Whoever said, "the road to Hell is paved with good intentions," must have at some point worked in government. How else would they know that even the most well-intentioned regulations have unintended consequences?
For the masonry industry and construction in general, the regulatory agenda ahead of us is, for lack of a better word, ambitious. Is it well-intentioned? Presumably. After all, the standards being developed are aimed at addressing exposures to hazardous chemicals and other workplace activities that may pose potential harm to employees. We don't take issue with the end result; what we do object to in some instances are the means to achieve the ultimate goal. That MCAA recently aligned with OSHA on forklift safety, wall bracing, fall protections and scaffolding safety is further testament to our commitment to workplace protections. We'd much prefer to address safety and health concerns in a cooperative manner than have overly stringent standards heaped upon us that are both technologically and economically infeasible.
The regulatory path OSHA is now on falls into the latter category. Draft standards for silica and hexavalent chromium if implemented in their current form will definitely pose a new set of challenges for us. The prospect of complying with provisions requiring monitoring for employee exposures to airborne contaminants, mandatory medical screening, not to mention the establishment of regulated areas on construction sites is definitely unnerving. With that in mind, MCAA is making every effort to put those suggested requirements in the graveyard of ideas. Otherwise, it may well be that even the most forward-thinking companies are forced to close their doors or adapt to an entirely new way of doing business.

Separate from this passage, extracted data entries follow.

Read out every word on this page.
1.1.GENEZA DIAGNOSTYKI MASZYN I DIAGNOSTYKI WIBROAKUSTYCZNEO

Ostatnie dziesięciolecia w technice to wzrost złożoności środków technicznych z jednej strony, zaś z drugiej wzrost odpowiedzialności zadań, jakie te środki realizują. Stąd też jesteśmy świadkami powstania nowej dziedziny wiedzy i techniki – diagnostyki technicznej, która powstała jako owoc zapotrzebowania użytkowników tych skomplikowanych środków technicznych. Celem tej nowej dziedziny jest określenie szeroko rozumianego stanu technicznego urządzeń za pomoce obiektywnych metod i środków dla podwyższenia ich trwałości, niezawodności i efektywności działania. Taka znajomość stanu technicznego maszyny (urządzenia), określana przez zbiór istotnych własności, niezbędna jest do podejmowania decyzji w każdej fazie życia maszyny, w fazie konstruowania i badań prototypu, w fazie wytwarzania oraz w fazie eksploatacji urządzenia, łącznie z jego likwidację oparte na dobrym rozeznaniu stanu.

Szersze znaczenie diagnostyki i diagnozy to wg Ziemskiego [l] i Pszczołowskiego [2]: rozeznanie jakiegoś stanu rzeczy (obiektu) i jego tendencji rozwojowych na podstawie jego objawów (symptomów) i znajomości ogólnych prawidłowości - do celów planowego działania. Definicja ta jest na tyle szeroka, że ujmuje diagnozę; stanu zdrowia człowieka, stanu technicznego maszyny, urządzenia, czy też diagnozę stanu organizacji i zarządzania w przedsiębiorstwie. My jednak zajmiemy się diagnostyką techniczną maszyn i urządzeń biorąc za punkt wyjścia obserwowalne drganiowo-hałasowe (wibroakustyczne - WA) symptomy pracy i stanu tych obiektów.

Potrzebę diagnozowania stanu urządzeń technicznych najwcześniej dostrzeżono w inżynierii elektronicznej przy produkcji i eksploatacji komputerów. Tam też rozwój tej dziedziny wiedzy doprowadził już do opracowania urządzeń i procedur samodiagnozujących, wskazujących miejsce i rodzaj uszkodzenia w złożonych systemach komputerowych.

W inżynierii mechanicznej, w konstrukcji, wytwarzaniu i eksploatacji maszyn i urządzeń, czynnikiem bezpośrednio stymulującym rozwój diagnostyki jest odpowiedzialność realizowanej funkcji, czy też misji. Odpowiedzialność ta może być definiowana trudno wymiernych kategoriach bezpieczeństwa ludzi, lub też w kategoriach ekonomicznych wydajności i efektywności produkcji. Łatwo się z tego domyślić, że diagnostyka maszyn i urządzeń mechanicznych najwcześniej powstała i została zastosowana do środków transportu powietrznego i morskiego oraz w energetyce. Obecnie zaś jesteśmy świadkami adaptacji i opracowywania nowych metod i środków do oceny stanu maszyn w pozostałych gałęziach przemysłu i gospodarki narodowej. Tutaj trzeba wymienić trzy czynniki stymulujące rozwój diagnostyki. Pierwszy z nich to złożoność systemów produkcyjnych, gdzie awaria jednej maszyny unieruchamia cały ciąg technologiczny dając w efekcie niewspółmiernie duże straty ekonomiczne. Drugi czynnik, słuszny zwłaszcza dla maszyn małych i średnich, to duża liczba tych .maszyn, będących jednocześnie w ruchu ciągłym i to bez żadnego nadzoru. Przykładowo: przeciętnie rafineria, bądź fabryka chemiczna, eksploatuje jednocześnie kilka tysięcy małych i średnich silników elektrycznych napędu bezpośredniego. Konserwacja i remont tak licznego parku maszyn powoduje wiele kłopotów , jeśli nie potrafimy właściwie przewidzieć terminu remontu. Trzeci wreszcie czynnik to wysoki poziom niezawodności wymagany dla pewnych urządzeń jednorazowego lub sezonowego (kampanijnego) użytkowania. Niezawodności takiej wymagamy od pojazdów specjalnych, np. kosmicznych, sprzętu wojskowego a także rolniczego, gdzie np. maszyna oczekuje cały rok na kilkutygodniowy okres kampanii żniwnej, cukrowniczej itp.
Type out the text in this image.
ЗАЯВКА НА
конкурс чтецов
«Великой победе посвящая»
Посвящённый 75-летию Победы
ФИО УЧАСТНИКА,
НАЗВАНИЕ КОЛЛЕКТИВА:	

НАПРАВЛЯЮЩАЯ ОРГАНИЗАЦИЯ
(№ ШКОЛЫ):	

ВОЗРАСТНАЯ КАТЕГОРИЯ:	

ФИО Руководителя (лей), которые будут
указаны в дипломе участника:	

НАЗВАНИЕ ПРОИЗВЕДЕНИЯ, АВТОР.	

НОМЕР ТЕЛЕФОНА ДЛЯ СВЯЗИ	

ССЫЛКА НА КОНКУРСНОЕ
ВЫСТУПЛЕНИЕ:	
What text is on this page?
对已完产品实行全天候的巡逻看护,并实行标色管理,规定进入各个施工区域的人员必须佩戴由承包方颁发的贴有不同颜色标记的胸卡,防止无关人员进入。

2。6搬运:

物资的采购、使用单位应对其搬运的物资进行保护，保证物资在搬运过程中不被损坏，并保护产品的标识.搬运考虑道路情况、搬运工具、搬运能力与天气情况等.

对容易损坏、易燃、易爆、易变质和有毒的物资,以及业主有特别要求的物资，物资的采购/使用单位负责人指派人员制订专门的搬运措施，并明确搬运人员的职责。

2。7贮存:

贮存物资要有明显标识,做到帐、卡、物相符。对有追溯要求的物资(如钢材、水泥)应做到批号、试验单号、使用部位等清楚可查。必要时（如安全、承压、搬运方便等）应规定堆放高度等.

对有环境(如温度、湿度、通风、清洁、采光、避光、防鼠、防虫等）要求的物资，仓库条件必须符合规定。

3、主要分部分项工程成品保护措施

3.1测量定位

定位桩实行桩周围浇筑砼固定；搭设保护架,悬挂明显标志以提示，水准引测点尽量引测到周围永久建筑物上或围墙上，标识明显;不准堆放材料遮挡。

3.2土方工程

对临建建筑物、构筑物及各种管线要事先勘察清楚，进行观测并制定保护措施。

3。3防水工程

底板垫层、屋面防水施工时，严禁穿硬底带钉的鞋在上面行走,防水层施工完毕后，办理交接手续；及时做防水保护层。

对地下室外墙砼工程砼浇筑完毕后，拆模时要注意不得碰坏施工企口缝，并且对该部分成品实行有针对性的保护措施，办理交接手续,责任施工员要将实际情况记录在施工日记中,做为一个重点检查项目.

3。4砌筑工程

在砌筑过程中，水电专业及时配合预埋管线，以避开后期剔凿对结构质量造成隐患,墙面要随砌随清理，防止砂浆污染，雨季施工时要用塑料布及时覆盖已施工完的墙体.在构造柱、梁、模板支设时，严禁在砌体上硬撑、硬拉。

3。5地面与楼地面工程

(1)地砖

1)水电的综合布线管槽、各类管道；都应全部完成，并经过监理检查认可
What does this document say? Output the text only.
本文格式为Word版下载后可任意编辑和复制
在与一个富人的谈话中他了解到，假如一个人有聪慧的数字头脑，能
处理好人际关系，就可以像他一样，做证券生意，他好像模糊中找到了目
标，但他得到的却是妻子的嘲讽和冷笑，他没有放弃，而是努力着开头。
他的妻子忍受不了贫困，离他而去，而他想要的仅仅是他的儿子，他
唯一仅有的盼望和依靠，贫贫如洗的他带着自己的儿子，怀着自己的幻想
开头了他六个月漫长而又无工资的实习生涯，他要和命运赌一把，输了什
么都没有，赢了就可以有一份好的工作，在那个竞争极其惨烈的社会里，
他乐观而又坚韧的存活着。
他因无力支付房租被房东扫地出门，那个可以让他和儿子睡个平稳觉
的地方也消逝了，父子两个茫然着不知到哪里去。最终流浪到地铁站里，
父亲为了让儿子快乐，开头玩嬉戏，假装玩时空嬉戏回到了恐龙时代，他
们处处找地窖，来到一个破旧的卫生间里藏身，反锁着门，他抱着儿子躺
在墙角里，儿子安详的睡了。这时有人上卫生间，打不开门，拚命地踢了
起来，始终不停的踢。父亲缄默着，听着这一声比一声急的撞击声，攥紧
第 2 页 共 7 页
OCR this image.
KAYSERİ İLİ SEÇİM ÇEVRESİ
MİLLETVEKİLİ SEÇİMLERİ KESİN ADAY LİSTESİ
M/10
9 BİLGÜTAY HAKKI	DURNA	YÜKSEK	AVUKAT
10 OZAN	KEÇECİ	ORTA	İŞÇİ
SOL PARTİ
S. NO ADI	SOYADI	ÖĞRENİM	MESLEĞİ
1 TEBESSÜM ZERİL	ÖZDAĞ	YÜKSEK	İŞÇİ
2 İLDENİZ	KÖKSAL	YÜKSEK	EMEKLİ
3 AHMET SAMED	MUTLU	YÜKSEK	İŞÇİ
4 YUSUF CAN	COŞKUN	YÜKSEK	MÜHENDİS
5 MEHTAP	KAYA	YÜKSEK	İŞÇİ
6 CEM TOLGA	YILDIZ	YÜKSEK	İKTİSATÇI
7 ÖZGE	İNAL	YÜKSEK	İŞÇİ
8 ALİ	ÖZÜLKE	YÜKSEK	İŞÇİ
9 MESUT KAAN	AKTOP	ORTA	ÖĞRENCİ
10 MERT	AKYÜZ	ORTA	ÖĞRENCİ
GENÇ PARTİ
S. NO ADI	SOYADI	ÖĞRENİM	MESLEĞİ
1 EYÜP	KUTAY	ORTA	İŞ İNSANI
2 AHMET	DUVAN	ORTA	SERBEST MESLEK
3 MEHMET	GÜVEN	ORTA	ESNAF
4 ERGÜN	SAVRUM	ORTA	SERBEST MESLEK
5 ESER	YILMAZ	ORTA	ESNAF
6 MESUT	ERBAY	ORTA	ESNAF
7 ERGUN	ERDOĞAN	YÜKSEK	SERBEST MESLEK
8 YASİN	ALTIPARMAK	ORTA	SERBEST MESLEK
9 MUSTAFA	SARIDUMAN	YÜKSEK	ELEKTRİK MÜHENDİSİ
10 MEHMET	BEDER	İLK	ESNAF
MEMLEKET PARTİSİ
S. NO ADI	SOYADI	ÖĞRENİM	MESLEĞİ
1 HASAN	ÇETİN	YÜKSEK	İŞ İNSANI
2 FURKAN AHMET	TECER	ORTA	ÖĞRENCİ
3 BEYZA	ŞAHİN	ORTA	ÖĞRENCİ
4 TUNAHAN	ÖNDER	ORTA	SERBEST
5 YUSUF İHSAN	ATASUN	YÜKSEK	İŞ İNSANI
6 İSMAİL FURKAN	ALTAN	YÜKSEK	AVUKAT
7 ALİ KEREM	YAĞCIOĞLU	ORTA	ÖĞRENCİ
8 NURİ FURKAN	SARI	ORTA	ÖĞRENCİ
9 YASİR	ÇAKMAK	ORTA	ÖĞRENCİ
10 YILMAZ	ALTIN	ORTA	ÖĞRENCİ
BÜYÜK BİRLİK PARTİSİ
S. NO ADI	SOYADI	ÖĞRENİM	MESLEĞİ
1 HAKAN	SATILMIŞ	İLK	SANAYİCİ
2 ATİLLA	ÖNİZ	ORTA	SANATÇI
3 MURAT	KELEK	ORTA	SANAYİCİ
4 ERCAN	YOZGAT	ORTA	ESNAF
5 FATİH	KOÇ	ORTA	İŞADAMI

Also on the horizon is yet another standard in the development stages hearing conservation in construction. Preliminary indications are that OSHA will resist applying the general industry standard to construction; they understand the economic implications could be disastrous. That is not to say, however, that OSHA has ruled out new requirements for audiometric testing just one more in a series of costly mandates impacting our industry. In an effort to head that off at the path, MCAA is looking into the possibility of having some testing done throughout the country to establish a baseline. Once that is established, we will have a much better idea about what additional steps our industry might need to take to mitigate possible hearing loss among our employees. Keep your eye on this page for further details.
In addition to the host of regulatory matters we are involved in, MCAA will continue its efforts to get Association Health Plan (AHP) legislation enacted so our members can access more affordable health care for their families and employees.
Also in the works is legislation to provide an enhanced tax deduction for members with certified apprenticeship training programs. It is our hope that a bill will be introduced in the House of Representatives later this spring.
Finally, our main goal for next May is to hold a Legislative Conference here in Washington, D.C., with the National Concrete Masonry Association. We will be scheduling lots of interesting meetings on Capitol Hill and at various federal agencies, and we encourage all members to actively participate in this upcoming conference.